Gas Draghi pushes the axis of the Mediterranean countries against

Gas, Draghi pushes the axis of the Mediterranean countries against the Berlin rigidity

Apart from the public statements and facade optimism of almost all 27 EU heads of state and government, last week’s Extraordinary Council of Versailles ended with a significant hole in the water. In fact, Europe has not been able to pull the ranks of an energy crisis that is upon us. And the unity of purpose and determination expressed in the collective response to Russia’s invasion of Ukraine have not become the weapons with which we can collectively fight what Draghi calls “our crises.” Emergencies, says the prime minister, which must be “resolved” as quickly as possible in order to “protect the European economies from the consequences of the war,” particularly “from increases in energy prices.” On this point, however, the EU has chosen to take its time, packed with the traditional tug-of-war between Mediterranean countries and Northern hawks. This is understandable, what characterized the dispute over the funds for the reconstruction plan for months.

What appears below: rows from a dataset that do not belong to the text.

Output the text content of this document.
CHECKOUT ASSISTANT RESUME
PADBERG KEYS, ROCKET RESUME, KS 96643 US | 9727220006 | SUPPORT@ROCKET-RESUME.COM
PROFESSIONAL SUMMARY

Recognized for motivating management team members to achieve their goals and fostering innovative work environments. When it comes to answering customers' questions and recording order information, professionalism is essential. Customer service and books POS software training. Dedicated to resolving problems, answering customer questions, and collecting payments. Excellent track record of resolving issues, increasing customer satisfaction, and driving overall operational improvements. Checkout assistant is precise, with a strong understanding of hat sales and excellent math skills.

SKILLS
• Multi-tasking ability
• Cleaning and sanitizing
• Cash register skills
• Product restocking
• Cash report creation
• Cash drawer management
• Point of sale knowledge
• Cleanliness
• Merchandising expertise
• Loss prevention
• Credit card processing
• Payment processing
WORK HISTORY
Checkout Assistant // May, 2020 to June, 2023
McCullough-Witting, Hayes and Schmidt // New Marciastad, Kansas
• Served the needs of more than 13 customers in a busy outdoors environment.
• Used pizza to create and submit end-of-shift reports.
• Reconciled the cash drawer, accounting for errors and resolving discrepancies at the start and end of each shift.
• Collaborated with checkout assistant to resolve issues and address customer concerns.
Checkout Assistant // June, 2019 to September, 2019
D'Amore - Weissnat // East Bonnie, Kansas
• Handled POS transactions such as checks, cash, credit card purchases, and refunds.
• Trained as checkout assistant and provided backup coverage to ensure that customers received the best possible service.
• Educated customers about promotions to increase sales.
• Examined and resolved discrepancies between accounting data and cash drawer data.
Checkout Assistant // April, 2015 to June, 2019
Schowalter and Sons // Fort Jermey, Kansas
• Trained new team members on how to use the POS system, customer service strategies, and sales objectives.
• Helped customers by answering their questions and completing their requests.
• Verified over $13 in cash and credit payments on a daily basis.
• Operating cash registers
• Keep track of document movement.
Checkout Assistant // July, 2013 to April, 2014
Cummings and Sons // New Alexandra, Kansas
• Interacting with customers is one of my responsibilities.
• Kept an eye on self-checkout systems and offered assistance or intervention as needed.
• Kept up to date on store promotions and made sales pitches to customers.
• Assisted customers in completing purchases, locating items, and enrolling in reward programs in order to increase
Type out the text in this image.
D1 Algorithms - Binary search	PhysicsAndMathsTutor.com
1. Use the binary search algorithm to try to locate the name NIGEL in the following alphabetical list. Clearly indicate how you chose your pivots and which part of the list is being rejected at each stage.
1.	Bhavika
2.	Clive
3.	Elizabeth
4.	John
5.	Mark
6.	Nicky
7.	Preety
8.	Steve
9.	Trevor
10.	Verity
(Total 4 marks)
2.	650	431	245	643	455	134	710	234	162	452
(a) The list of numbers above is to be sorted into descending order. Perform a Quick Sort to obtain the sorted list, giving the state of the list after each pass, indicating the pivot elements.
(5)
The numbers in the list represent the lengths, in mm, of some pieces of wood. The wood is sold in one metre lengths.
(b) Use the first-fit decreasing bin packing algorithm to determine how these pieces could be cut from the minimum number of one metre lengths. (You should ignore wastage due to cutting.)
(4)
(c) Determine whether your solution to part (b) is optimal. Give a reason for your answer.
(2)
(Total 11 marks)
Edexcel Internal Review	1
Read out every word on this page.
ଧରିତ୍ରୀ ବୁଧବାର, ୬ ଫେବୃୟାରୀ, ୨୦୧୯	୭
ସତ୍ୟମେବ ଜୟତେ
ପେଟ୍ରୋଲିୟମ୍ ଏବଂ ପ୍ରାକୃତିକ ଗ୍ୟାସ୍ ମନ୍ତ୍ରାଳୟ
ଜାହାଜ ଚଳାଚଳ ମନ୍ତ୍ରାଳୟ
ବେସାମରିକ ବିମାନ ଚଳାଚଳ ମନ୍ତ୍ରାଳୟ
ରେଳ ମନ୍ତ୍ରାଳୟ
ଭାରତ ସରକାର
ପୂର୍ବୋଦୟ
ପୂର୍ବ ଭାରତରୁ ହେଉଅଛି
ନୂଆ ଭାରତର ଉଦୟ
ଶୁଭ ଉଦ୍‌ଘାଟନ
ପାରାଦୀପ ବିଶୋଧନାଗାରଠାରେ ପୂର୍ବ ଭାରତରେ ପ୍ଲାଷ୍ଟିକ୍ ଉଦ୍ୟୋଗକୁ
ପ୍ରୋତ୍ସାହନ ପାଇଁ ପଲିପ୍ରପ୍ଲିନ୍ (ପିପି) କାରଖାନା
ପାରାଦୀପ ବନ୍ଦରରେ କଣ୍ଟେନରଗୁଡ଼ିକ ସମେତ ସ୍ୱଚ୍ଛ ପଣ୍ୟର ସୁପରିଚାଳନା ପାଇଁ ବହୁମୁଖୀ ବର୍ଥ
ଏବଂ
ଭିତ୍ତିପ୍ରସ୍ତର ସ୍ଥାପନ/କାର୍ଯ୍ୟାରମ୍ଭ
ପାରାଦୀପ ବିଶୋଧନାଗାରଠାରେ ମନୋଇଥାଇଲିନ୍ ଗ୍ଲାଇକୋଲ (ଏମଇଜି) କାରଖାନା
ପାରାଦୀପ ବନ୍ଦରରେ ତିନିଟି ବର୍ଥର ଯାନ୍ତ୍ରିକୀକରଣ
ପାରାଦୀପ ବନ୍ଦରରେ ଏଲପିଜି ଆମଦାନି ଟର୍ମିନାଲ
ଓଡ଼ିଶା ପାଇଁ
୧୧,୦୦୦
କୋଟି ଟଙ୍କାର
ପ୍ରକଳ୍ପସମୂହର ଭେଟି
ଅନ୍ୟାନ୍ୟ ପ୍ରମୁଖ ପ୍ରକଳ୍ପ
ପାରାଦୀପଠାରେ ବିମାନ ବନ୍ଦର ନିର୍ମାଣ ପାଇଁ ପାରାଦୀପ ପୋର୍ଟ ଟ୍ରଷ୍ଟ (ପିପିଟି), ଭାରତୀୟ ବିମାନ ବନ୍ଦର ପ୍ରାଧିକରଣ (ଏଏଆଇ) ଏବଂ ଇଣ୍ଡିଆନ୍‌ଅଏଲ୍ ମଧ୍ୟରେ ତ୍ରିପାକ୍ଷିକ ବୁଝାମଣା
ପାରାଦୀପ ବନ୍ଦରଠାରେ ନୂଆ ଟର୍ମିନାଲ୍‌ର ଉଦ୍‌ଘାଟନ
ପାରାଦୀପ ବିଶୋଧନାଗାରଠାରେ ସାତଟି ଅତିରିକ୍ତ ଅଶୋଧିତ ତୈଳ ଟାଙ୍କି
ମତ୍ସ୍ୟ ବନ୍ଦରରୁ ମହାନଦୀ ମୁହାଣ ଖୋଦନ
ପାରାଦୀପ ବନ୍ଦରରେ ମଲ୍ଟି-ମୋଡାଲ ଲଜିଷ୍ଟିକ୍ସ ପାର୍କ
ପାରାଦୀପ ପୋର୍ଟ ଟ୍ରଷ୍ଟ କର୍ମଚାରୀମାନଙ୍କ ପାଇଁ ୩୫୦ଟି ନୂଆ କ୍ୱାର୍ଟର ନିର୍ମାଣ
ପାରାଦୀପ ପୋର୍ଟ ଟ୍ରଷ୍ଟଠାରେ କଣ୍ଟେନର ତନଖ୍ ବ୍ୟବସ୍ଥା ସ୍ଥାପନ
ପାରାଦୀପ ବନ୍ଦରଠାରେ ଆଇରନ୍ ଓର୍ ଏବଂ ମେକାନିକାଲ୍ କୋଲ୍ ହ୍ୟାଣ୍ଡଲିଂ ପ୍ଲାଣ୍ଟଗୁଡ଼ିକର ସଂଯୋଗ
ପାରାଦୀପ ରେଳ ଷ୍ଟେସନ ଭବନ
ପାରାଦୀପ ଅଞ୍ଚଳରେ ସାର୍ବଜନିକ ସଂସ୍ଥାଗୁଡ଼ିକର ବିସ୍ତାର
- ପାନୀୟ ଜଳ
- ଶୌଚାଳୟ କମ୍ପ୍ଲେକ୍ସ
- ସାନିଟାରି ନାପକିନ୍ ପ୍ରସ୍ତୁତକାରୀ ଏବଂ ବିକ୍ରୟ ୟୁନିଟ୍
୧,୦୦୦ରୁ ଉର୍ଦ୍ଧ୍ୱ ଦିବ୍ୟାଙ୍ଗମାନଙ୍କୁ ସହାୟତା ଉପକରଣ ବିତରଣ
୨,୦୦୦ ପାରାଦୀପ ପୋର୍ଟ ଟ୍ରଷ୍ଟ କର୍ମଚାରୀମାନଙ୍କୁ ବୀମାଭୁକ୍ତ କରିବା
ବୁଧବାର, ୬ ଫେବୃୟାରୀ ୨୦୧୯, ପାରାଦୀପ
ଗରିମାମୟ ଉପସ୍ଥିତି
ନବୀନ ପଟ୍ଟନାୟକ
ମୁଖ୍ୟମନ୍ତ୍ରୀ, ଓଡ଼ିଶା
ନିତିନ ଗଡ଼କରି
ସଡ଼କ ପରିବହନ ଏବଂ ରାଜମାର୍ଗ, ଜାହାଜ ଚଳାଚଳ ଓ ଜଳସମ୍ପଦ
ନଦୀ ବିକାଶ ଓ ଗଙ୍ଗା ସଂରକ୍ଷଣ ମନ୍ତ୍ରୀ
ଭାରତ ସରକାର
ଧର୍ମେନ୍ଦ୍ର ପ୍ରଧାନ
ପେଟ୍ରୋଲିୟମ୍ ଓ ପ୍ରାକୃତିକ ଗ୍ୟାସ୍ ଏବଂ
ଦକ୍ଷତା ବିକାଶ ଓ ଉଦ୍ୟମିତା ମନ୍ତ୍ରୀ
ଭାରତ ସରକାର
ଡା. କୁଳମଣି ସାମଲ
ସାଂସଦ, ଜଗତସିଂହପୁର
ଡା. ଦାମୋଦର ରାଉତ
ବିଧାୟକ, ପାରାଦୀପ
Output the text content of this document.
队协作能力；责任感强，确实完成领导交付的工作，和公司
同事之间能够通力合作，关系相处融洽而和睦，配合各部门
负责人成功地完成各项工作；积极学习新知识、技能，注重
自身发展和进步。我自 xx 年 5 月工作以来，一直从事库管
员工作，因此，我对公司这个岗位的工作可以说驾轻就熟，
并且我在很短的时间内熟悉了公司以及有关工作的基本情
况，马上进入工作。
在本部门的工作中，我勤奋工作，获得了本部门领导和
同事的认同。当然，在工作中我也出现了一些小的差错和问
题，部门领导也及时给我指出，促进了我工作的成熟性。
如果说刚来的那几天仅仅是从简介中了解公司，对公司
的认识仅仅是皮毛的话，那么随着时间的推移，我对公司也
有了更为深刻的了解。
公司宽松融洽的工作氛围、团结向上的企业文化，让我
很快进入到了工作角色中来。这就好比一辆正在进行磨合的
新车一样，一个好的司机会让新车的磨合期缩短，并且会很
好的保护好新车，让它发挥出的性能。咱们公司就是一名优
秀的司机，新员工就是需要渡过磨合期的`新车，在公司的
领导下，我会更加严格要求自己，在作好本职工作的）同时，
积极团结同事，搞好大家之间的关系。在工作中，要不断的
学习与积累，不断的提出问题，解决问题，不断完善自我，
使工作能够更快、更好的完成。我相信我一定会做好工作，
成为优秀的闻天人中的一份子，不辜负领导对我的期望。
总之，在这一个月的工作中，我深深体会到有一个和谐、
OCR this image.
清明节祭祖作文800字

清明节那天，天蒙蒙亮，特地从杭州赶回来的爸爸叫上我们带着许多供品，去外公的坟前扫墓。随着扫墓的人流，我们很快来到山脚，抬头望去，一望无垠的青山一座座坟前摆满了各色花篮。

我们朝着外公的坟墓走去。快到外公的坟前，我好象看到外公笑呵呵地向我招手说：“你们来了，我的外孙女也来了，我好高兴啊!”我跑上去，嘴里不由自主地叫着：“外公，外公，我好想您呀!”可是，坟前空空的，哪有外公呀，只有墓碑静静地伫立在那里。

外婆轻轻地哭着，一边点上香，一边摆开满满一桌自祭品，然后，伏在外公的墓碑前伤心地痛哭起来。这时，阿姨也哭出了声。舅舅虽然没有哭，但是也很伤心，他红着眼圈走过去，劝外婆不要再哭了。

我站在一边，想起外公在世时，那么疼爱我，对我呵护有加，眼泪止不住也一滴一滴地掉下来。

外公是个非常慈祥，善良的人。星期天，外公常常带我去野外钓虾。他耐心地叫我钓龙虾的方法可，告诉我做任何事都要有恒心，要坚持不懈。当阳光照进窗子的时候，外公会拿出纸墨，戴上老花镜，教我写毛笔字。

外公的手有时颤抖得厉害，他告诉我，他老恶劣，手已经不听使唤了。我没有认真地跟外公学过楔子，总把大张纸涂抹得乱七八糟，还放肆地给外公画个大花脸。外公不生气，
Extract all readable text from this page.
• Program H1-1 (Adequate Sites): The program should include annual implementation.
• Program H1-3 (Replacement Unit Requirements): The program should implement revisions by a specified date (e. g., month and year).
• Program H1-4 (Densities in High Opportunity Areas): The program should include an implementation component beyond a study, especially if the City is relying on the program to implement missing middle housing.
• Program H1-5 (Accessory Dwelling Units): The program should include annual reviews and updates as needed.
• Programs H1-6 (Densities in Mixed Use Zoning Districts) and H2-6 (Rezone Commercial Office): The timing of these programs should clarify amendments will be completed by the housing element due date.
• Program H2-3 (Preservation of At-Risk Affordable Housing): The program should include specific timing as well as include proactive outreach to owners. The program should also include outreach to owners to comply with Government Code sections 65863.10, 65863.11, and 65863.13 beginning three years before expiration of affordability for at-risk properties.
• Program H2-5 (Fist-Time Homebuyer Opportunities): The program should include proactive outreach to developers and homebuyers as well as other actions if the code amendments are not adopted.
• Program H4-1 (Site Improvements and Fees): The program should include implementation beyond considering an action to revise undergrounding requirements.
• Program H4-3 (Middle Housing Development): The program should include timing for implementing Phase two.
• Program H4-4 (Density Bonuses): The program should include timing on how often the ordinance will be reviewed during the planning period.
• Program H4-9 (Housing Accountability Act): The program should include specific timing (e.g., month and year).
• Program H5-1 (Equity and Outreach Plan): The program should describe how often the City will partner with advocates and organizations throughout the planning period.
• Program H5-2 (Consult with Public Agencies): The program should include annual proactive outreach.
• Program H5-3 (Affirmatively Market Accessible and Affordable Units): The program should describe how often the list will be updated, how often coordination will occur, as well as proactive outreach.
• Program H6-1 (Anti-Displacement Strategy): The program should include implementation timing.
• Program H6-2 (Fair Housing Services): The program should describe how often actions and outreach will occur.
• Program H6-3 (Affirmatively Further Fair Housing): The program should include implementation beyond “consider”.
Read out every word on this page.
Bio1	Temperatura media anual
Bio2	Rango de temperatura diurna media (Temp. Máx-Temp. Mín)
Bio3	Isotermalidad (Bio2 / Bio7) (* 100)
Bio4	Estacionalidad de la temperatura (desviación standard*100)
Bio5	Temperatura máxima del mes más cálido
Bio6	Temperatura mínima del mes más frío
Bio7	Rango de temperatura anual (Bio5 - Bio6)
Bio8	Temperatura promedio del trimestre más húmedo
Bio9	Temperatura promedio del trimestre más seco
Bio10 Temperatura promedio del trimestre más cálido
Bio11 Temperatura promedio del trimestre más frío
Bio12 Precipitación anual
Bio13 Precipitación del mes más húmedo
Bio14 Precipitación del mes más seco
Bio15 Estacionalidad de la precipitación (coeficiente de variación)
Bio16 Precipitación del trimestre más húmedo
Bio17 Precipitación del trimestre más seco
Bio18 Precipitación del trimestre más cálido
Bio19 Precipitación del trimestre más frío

Same scheme, identical contrasts and usual rigidity. It’s not a detail, the economic consequences of the war that Putin wanted have been on everyone’s lips for weeks. And despite this time, as happened instead between February and March 2020 with the Covid emergency, no one can really be under the illusion that there will be no relapses. Maybe that’s why the Mediterranean Front decided to keep going. And he decided to meet yesterday in Rome at Villa Madama. A four-party summit, with Draghi, Spanish Prime Minister Sanchez, Portugal’s Costa and – linked to Athens, because of Covid – Greece’s Mitsotakis. A meeting wanted by Sanchez, which publicly acknowledges the former number one of the ECB and which aims to formalize a convergence of interests around a few key goals: to keep a pro-European government firmly on its feet and united for the joint purchase and storage of energy to fight. All points on which Polish Prime Minister Morawiecki “strongly” agrees. We have to “convince” the EU countries that “they have different needs than we do,” said the four prime ministers at the Villa Madama press conference. Because, Sanchez explains, European unity was strong in its reaction to “Putin’s war,” but it must be just as strong “in view of the economic consequences” of Russian aggression. In short, we need “a unified response” to the energy crisis. Which, on the concrete question, overcomes the declared hostility of Berlin and the well-known embarrassment of Paris.

This is the unspoken publicity of yesterday’s summit, the main driver of a summit aiming to create a united front in view of next week’s European Council. Costa says this clearly and hopes that the Brussels summit of March 24-25 “will not be a meeting to which everyone puts off”, as happened in France, but a summit “where effective decisions will finally be taken”. . Because, explains Mitsotakis, “the gas emergency is a danger that threatens the recovery” and “can awaken the nightmare of populism”. For that, says Draghi, we would have to “intervene immediately”, do something “essential” “immediately”.

Last night the Council of Ministers approved another package of measures to tackle high energy prices, but it is clear that a real change of pace can only be achieved with a European front. “Common storage – explains Draghi – allows us to protect each other in the event of individual shocks. Joint purchases give us a better negotiating weight ». And again: we must “limit the import price of gas” and “separate the electricity market from the gas market”. Problems – according to the message from Italy, Spain, Portugal and Greece – that Germany and France must take up.